A report earlier this month from GigaOM estimated that Apple could have to pay up to $500 million in consumer damages based on what the five publishers have paid through state and class action cases, but there was no financial related settlements included in the DOJ’s remedy proposal published earlier this month.

The DOJ published its proposal for a remedy in the case with Apple after having reached settlements with five other publishers initially involved earlier in the year. The DOJ’s proposed settlement includes the following:

-Apple must terminate its agreements with the 5 publishers involved

-Must “refrain for five years from entering new e-book distribution contracts which would restrain Apple from competing on price.”

-Must not “serve as a conduit of information among the conspiring publishers or from retaliating against publishers for refusing to sell e-books on agency terms”

-Must not enter contracts for music, movies, TV, or games, that will increase prices for competing retailers

-Must allow other e-book retailers like Amazon and Barnes & Noble to provide links from their e-book apps to their e-bookstores for two years (on iPhone and iPad)

-Must “appoint an external monitor to ensure that Apple’s internal antitrust compliance policies are sufficient to catch anticompetitive activities before they result in harm to consumers”

For those unfamiliar with the e-book case, here’s a quick summary:

Apple is the last defendant in the case, as the five publishers initially involved– Hachette Book Group (USA), HarperCollins Publishers L.L.C., Holtzbrinck, Macmillan, Penguin Group (USA) Inc. and Simon & Schuster Inc–had settled with the courts previously.
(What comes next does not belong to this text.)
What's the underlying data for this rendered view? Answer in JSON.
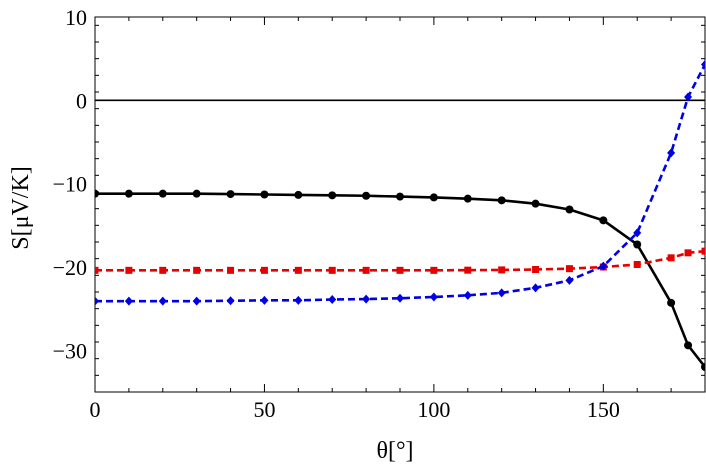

The publishers agreed to terminate agreements with Apple that would limit ebook price competition and “allow for retail price competition in renegotiated e-book distribution agreements.”

Apple responded to the DOJ’s proposed resolution by calling it a “draconian and punitive intrusion“. In addition, the book publishers also found the settlement to be unacceptable. We’ll have to wait until May for the jury to decide how Apple should pay up.